The figure is up $450m on last year, representing an average growth of 9.4 per cent across the whole organisation – slightly behind the 10.7 per cent global growth at BDO, one of its chief mid-market rivals.
Peter Bodin, chief executive of the professional services firm’s international network, headquartered in the UK, said: “Our success this year is the result of a deliberate strategic focus on our core mid-market client base, and our key strategic growth markets where we want to be successful.
“Being clear on where we need to develop our capabilities, and focusing on quality in those core markets, has underpinned this performance.”

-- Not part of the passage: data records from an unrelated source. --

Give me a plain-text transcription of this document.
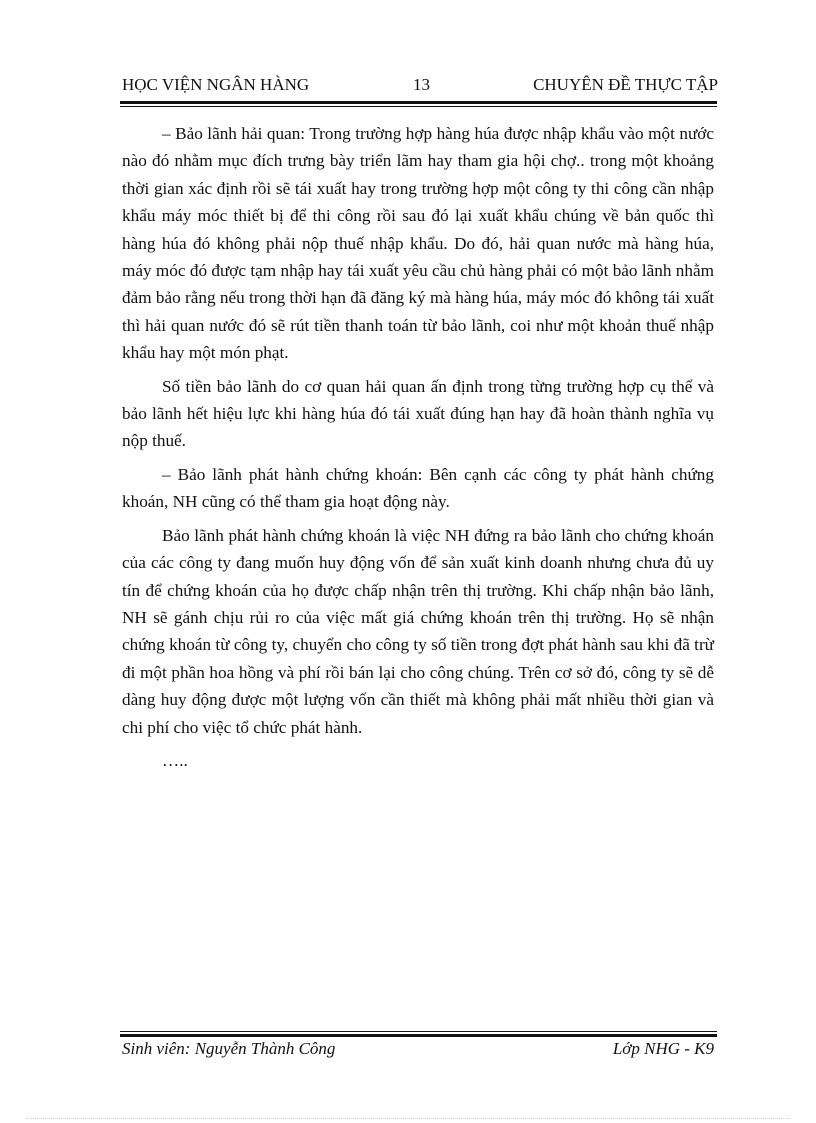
HỌC VIỆN NGÂN HÀNG	13	CHUYÊN ĐỀ THỰC TẬP

– Bảo lãnh hải quan: Trong trường hợp hàng húa được nhập khẩu vào một nước nào đó nhằm mục đích trưng bày triển lãm hay tham gia hội chợ.. trong một khoảng thời gian xác định rồi sẽ tái xuất hay trong trường hợp một công ty thi công cần nhập khẩu máy móc thiết bị để thi công rồi sau đó lại xuất khẩu chúng về bản quốc thì hàng húa đó không phải nộp thuế nhập khẩu. Do đó, hải quan nước mà hàng húa, máy móc đó được tạm nhập hay tái xuất yêu cầu chủ hàng phải có một bảo lãnh nhằm đảm bảo rằng nếu trong thời hạn đã đăng ký mà hàng húa, máy móc đó không tái xuất thì hải quan nước đó sẽ rút tiền thanh toán từ bảo lãnh, coi như một khoản thuế nhập khẩu hay một món phạt.

Số tiền bảo lãnh do cơ quan hải quan ấn định trong từng trường hợp cụ thể và bảo lãnh hết hiệu lực khi hàng húa đó tái xuất đúng hạn hay đã hoàn thành nghĩa vụ nộp thuế.

– Bảo lãnh phát hành chứng khoán: Bên cạnh các công ty phát hành chứng khoán, NH cũng có thể tham gia hoạt động này.

Bảo lãnh phát hành chứng khoán là việc NH đứng ra bảo lãnh cho chứng khoán của các công ty đang muốn huy động vốn để sản xuất kinh doanh nhưng chưa đủ uy tín để chứng khoán của họ được chấp nhận trên thị trường. Khi chấp nhận bảo lãnh, NH sẽ gánh chịu rủi ro của việc mất giá chứng khoán trên thị trường. Họ sẽ nhận chứng khoán từ công ty, chuyển cho công ty số tiền trong đợt phát hành sau khi đã trừ đi một phần hoa hồng và phí rồi bán lại cho công chúng. Trên cơ sở đó, công ty sẽ dễ dàng huy động được một lượng vốn cần thiết mà không phải mất nhiều thời gian và chi phí cho việc tổ chức phát hành.

…..

Sinh viên: Nguyễn Thành Công	Lớp NHG - K9
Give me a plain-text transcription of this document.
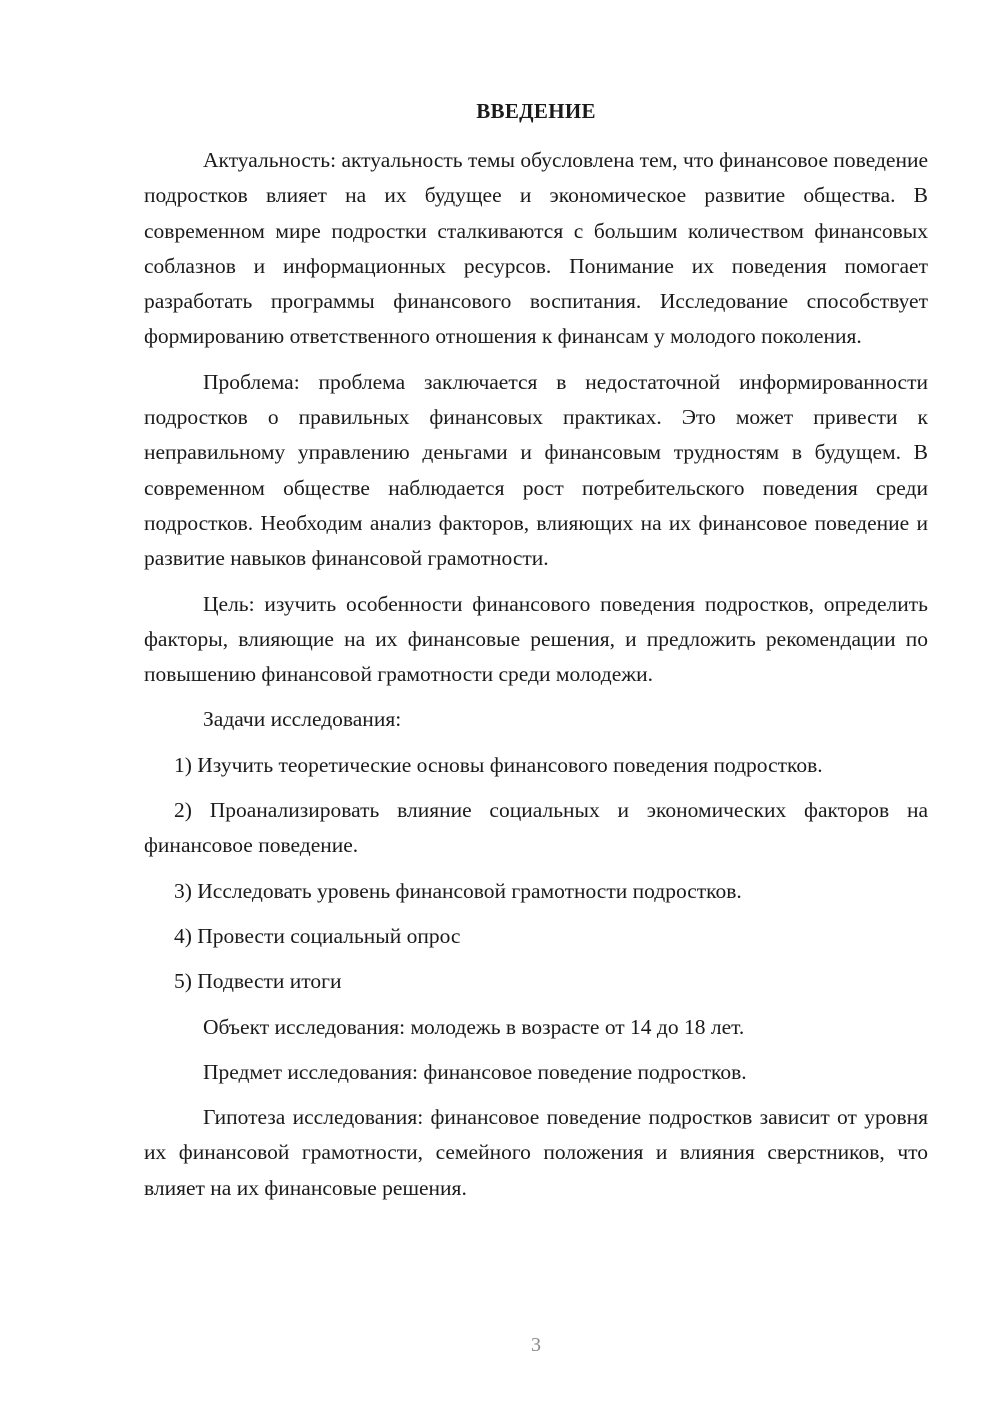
ВВЕДЕНИЕ

Актуальность: актуальность темы обусловлена тем, что финансовое поведение подростков влияет на их будущее и экономическое развитие общества. В современном мире подростки сталкиваются с большим количеством финансовых соблазнов и информационных ресурсов. Понимание их поведения помогает разработать программы финансового воспитания. Исследование способствует формированию ответственного отношения к финансам у молодого поколения.

Проблема: проблема заключается в недостаточной информированности подростков о правильных финансовых практиках. Это может привести к неправильному управлению деньгами и финансовым трудностям в будущем. В современном обществе наблюдается рост потребительского поведения среди подростков. Необходим анализ факторов, влияющих на их финансовое поведение и развитие навыков финансовой грамотности.

Цель: изучить особенности финансового поведения подростков, определить факторы, влияющие на их финансовые решения, и предложить рекомендации по повышению финансовой грамотности среди молодежи.

Задачи исследования:

1) Изучить теоретические основы финансового поведения подростков.

2) Проанализировать влияние социальных и экономических факторов на финансовое поведение.

3) Исследовать уровень финансовой грамотности подростков.

4) Провести социальный опрос

5) Подвести итоги

Объект исследования: молодежь в возрасте от 14 до 18 лет.

Предмет исследования: финансовое поведение подростков.

Гипотеза исследования: финансовое поведение подростков зависит от уровня их финансовой грамотности, семейного положения и влияния сверстников, что влияет на их финансовые решения.

3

Strong mergers and acquisitions activity underpinned much of Grant Thornton International’s growth, with the firm making 24 deals with 10 other companies. Mergers in Japan and South Africa drove revenue increases of 18.7 per cent and 54.7 per cent in Asia and Africa respectively. Average growth in Europe stood at 7.7 per cent.
The US remained its biggest market, generating $2.5bn in fee income, followed by $1.5bn in Europe.
“It’s great to see our firms from markets across the globe flourishing as we continue to build a sustainable next-generation professional services organisation,” said Bodin.
Across its service lines, tax grew by 14.8 per cent, and advisory by 10.4 per cent.
Full results for Grant Thornton’s UK operations have not yet been released. The firm is currently the UK’s fifth-largest auditor – behind global giants the Big Four – Deloitte, EY, KPMG and PwC – but is set to lose that title after the impending merger of sixth-place BDO UK with Moore Stephens.
Grant Thornton UK attracted controversy last year for its role as auditor of scandal-hit cafe Patisserie Valerie, and the ousting of its boss Sacha Romanovitch following criticism from within its partners.